If you believe that the hospital did not inform you about the costs or did not provide sufficient information about costs before a contract was signed, you can legally contest the elective services agreement.

Advice is available from the Independent Patient Advice Service for Germany (Unabhängige Patientenberatung Deutschland, UPD), for example.

Many hospitals offer elective services to patients at the time of their admission. However, you don’t need to make this decision immediately if you aren’t ready to do so or if you’re unsure of what exactly you want to choose. If, however, you do want to avail of an elective service, a written contract is required. You can cancel this contract at any time, even while you are still in hospital. In this case, you are only required to pay for elective services provided to you up to the point of canceling the contract.

Supplementary hospitalization insurance

Private health insurance providers also offer policyholders the option of insurance cover that reimburses part or all of the costs of elective services. If you consider the extras associated with elective services to be generally important, it may make sense to take out this type of supplementary insurance. Before taking out a policy, ensure that you are well-informed and that you compare different options. There may be significant differences in the insurance plans on offer in terms of the premiums you will be required to pay and the services that are included.

How will I continue to be cared for after I leave hospital?
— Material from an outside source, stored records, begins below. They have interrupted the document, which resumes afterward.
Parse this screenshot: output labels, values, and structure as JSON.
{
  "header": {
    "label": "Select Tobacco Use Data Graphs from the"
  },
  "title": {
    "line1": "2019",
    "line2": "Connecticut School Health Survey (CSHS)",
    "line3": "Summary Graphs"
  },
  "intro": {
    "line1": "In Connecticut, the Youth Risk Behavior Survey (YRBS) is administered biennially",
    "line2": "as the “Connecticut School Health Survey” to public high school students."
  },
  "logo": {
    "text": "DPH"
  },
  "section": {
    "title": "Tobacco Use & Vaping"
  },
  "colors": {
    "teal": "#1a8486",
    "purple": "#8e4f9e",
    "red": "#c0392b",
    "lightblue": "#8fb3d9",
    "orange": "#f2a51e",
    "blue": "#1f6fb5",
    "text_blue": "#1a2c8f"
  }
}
It is the hospital’s responsibility to ensure that you will continue to be properly cared for after you are discharged. This means, for example, that the hospital must issue you with prescriptions for any medication, therapeutic products or patient aids that you will need for your first week at home. You must also be provided with information about who will continue to provide you with medical care and where you can go if you experience any complications.

If necessary, the hospital’s social services will provide you with information about support options at home or care options. Social workers can also help with submitting claims or contacting authorities.

For more information about follow-up care after a stay in hospital and what is involved in discharge management, see the website of the Independent Patient Advice Service for Germany (Unabhängige Patientenberatung Deutschland, UPD).

What points of contact are available for help if I have any problems?

If you believe that you are not receiving the hospital services to which you are entitled, you can address your concerns to the ward manager/head nurse or the doctors who are treating you. If the issue is not resolved, you can contact Complaints Management or the patient advocate (ombudsman or ombudswoman) in the hospital. These are also the people to speak with if there is any issue with your hospital bill. For those with private health insurance, the insurance company will have an ombudsman or ombudswoman whom you can contact if you experience any problems with your insurance provider.